The cuts in the 2009-10 budget are deep and Senate Democrats are working to protect essential services. At the same time higher education is looking at almost $300 million in cuts, Senator Brandon Shaffer (D-Longmont) introduced SB 281 which would spare these serious cuts by transferring a portion of a state entity’s $700 million surplus to the General Fund. SB 281 passed the Senate Appropriations Committee today and will be on second reading on the Senate floor Thursday.
“Cutting $300 million from higher education is entirely unacceptable to me,” said Sen. Shaffer. “It would force layoffs at a time when we need to create as many jobs as possible; it would stunt economic growth at a time when we need it most; and it would nearly price out the middle class from attending our universities and colleges. When we must choose between allowing a state entity to sit on a $700 million surplus or closing colleges in Colorado, the choice is clear. We absolutely must preserve post-secondary education.”
What SB 281 does:
• Provide new, rigorous oversight in two ways:
1) Provides the State Auditor with enhanced powers to review Pinnacol’s operations.
2) Creates an interim committee of the Legislature and charges it with a comprehensive review of the workers’ compensation market in Colorado, including Pinnacol’s executive salary and bonus packages, premium rates, and payments to workers injured on the job.
• Requires Pinnacol Assurance to pay a dividend to small businesses equal to 5% of Pinnacol Assurance’s surplus
NOTE: SB 273 (sponsored by Sen. Al White) Sets up the transfer into the General Fund of almost $500 million in surplus from the state entity, Pinnacol Assurance, which provides workers’ compensation insurance to companies in Colorado. (That surplus is 6 times over and above what the Division of Insurance says is needed to ensure the solvency of Pinnacol’s operations.)
What SB 281 does NOT do:
• SB 281 doesn’t affect Colorado’s stable workers’ compensation market.

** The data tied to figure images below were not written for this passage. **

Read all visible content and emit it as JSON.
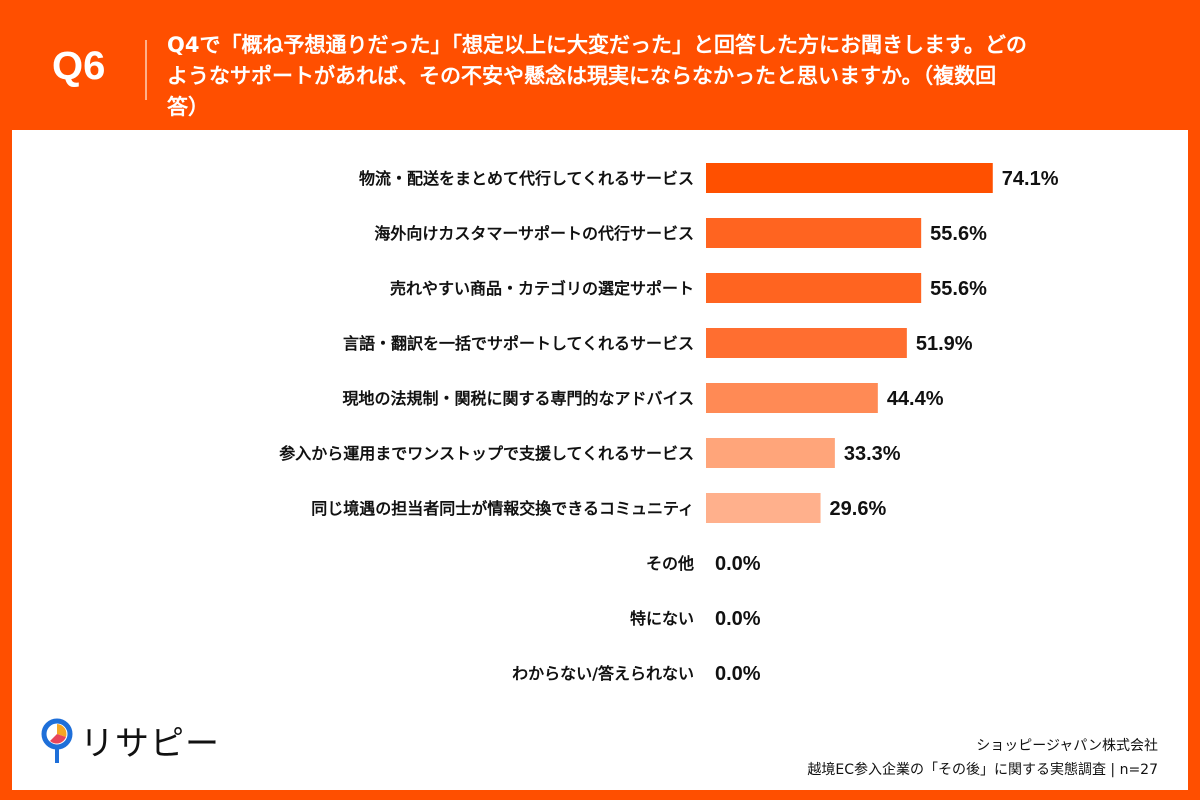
{
  "header": {
    "question_number": "Q6",
    "title": "Q4で「概ね予想通りだった」「想定以上に大変だった」と回答した方にお聞きします。どのようなサポートがあれば、その不安や懸念は現実にならなかったと思いますか。（複数回答）"
  },
  "chart_data": {
    "type": "bar",
    "orientation": "horizontal",
    "categories": [
      "物流・配送をまとめて代行してくれるサービス",
      "海外向けカスタマーサポートの代行サービス",
      "売れやすい商品・カテゴリの選定サポート",
      "言語・翻訳を一括でサポートしてくれるサービス",
      "現地の法規制・関税に関する専門的なアドバイス",
      "参入から運用までワンストップで支援してくれるサービス",
      "同じ境遇の担当者同士が情報交換できるコミュニティ",
      "その他",
      "特にない",
      "わからない/答えられない"
    ],
    "values": [
      74.1,
      55.6,
      55.6,
      51.9,
      44.4,
      33.3,
      29.6,
      0.0,
      0.0,
      0.0
    ],
    "labels": [
      "74.1%",
      "55.6%",
      "55.6%",
      "51.9%",
      "44.4%",
      "33.3%",
      "29.6%",
      "0.0%",
      "0.0%",
      "0.0%"
    ],
    "colors": [
      "#ff5000",
      "#ff6420",
      "#ff6420",
      "#ff6e30",
      "#ff8a55",
      "#ffa57a",
      "#ffb08c",
      "#ffc0a0",
      "#ffc0a0",
      "#ffc0a0"
    ],
    "xlim": [
      0,
      100
    ],
    "grid": false
  },
  "footer": {
    "company": "ショッピージャパン株式会社",
    "survey": "越境EC参入企業の「その後」に関する実態調査 | n=27"
  },
  "logo": {
    "text": "リサピー"
  },
  "colors": {
    "frame": "#ff4f00"
  }
}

• SB 281 doesn’t affect Pinnacol’s ability to meet its current or future obligations to injured workers or the families of workers killed on the job.
• SB 281 doesn’t affect Employer’s premiums (In fact, premiums may go down if Pinnacol realizes that, since they have been accumulating a surplus, they can lower rates to a level commensurate with claims payments without losing money).
The bottom line: Pinnacol is a state entity and the General Assembly can access its excess surplus.
• Pinnacol was created by an act of the legislature, to act as the state’s workers’ compensation insurance provider of last-resort
• Pinnacol is a “political subdivision of the state” under 8-45-101 (1), C.R.S., and does not pay state or federal taxes.
• Unlike any private corporation, Pinnacol’s rates are set in state statute.
• Its Board of Directors is appointed by the Governor and confirmed by the Senate.
Joint Budget Committee members Senators Moe Keller (D-Wheat Ridge), Abel Tapia (D-Pueblo) and Al White (R-Hayden) are co-sponsors of the bill.